> On Apr 21, 2010, at 11:08 PM, Carrol Cox wrote:
>
>> The Great Depression lasted long enough, continuously, that
>> slight improvements in conditions could generate the hope and the rising
>> expectations that are so vital to left movements .
>
> The recovery from 1933 to 1937 was very powerful. The unemployment
> rate fell from over 25% to around 11%, and GDP rose by 43% (or over 9%
> a year), surpassing the 1929 peak in 1936. And, as Bhaskar just
> pointed out, the politically interesting stuff didn't really start
> until 1934. That was the year of the Minneapolis general strike. A
> year later, the UAW was formed in 1935, and the Flint strike was
> 1936-37. Rising expectations are very dangerous from a bourgeois
> perspective. Best to keep the working class always a little off guard.
There's something about this argument that always strikes me as off. It's true that people will never rebel if they're terrified and at the edge of the abyss. They're more likely to rebel if they feel some sense of hope. But that doesn't tell you *anything* about whether people will rebel against *capitalism* specifically (or against "actually existing capitalism," or whatever).

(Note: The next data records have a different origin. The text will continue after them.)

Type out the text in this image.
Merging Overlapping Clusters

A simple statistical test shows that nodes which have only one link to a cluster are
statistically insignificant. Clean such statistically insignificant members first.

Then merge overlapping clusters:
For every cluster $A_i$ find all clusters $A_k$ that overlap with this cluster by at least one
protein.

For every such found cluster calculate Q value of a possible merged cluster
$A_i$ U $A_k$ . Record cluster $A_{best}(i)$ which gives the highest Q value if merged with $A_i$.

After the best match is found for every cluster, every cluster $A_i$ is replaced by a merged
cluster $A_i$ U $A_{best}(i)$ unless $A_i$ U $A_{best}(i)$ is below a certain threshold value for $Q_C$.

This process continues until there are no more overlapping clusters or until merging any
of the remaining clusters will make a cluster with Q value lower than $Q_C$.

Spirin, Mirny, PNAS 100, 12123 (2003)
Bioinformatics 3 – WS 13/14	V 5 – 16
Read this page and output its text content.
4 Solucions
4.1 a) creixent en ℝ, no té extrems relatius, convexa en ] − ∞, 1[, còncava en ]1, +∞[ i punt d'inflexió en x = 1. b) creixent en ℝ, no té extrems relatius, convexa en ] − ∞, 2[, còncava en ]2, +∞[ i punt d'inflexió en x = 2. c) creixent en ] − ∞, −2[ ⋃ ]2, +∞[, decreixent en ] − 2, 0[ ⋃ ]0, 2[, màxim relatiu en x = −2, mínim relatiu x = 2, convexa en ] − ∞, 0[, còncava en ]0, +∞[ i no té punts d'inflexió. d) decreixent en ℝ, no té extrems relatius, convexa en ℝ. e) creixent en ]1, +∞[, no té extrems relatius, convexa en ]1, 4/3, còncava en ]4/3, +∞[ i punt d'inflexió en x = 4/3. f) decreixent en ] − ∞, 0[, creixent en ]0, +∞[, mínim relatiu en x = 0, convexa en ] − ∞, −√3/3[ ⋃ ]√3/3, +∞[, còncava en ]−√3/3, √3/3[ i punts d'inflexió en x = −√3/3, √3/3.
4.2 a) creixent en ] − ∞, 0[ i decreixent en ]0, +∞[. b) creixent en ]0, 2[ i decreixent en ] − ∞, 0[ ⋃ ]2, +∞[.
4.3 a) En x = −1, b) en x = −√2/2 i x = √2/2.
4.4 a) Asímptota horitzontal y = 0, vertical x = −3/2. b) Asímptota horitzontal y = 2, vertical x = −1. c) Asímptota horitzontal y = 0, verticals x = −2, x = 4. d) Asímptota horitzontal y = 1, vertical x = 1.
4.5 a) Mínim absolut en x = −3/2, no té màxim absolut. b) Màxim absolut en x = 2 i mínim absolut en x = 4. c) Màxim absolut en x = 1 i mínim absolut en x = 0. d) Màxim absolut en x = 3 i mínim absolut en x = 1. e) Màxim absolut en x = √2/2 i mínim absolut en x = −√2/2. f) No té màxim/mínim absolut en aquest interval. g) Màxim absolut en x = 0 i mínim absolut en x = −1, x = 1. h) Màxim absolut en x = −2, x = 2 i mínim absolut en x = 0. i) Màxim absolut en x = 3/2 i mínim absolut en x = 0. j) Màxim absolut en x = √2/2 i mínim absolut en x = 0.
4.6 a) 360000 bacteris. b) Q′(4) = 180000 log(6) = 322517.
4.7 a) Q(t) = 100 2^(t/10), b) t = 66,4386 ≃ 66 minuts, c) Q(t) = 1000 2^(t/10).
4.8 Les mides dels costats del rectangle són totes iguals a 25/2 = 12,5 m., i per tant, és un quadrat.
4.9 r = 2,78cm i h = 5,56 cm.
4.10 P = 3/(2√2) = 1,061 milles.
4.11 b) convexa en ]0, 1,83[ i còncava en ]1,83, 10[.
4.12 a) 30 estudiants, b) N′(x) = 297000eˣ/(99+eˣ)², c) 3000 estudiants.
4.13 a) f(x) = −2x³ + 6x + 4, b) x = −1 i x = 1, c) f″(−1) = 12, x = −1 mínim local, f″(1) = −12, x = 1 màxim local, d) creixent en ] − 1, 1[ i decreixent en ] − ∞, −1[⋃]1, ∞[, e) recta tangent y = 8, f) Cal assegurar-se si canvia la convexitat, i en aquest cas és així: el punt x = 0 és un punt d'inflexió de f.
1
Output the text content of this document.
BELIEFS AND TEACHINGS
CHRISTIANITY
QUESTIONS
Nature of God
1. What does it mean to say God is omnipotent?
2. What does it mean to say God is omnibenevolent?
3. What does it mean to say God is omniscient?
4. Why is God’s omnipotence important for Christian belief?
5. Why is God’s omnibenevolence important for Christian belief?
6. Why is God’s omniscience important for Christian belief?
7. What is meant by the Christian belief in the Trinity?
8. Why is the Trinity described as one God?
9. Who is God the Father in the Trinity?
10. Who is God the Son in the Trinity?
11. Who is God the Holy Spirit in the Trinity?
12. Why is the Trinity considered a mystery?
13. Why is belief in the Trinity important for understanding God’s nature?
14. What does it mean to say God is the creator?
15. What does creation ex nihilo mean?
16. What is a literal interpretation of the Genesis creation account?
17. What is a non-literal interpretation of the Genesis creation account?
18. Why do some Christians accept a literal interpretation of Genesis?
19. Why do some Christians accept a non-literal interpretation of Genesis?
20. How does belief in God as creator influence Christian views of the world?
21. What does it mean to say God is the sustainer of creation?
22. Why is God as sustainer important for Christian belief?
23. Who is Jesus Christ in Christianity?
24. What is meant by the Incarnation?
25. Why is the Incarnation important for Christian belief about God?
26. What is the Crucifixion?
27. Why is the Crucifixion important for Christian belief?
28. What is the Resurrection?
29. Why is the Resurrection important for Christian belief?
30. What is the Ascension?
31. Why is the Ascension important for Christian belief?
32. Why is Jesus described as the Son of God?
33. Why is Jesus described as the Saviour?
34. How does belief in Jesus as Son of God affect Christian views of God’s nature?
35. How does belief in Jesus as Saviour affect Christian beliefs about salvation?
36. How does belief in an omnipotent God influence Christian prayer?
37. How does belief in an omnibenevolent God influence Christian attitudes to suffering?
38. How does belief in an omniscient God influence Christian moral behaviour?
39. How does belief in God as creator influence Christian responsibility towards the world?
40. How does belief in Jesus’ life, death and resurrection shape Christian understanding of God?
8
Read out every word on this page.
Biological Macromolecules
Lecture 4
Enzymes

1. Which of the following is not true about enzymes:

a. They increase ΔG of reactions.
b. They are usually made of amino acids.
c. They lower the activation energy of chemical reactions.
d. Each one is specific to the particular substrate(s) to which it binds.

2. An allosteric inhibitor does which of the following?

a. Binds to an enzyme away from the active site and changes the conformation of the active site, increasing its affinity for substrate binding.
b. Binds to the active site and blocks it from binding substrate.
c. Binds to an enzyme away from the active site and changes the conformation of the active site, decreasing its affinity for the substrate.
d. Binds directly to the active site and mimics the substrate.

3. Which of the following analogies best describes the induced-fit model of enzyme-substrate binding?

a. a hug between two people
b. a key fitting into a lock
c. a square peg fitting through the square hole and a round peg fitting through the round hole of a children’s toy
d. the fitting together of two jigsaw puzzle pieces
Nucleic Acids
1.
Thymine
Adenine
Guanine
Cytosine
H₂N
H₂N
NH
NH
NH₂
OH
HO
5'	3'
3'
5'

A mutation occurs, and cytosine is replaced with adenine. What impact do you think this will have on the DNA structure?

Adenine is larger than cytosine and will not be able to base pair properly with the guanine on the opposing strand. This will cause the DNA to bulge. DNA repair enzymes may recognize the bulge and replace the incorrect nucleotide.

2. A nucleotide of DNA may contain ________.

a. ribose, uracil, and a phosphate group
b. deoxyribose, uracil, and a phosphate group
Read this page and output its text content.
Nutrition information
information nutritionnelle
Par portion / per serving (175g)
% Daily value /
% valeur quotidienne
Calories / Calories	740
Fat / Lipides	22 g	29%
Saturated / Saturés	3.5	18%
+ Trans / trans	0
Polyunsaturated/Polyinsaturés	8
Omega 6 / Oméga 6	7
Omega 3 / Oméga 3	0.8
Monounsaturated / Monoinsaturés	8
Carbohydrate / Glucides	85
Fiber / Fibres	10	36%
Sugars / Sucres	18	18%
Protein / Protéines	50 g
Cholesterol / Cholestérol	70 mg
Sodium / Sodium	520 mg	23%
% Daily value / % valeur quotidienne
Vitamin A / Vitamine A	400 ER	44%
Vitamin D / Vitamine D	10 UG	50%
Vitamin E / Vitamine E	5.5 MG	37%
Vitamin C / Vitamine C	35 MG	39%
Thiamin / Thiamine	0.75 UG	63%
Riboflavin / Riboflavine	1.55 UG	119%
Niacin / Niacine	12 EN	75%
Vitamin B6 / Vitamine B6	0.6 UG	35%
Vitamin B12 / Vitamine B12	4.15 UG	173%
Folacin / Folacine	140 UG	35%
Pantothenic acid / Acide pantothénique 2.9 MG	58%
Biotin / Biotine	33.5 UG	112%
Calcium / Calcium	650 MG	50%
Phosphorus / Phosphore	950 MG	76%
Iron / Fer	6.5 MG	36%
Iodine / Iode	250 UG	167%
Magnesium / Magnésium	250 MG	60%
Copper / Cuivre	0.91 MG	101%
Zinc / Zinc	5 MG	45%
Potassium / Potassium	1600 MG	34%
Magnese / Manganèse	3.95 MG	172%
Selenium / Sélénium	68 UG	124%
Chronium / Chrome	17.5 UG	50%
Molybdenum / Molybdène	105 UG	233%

The assumption seems to be that once people feel secure enough to rebel, they'll naturally rebel against capitalism. But if everything around them is telling them that capitalism works great, that it's a brilliant system, that no alternative could possibly stack up, then they will have no reason to conclude that whatever's pissing them off should be combated specifically by anti-capitalist politics. They'll come up with some other kind of politics. Those other politics may be good or bad, they may be worthwhile or not, but they won't be anti-capitalist politics.
If you're a Flint autoworker in 1936, you may well be feeling emboldened by the fact that things are starting to look less dark for you personally. But you also can't help but note that capitalism is discredited, the economy is in shambles, and the whole worldview that your boss and the Protestant ministers on the radio used to force-feed you, to explain why you should just accept things the way they are (that "the American system" is the best system, it maximizes the well-being of all, etc.) looks utterly ridiculous.
In the 30's, the worse the economy got, the more discredited pure capitalism became. In the 70's, the worse the economy got the more pure capitalism grew in prestige. In the late 90's, the better the economy got the more prestigious neoliberalism grew - for rich countries. (It was easy for Seattle protesters to conclude that the system wasn't working for developing countries - especially after an endless series of economic crises and depressions - Mexico, Thailand, Korea, Russia, etc.)
To the extent that economic crises spur rebellion, it's certainly not because people get more miserable and therefore rebel. It's because people become more contemptuous of the ideology they had been fed for so long.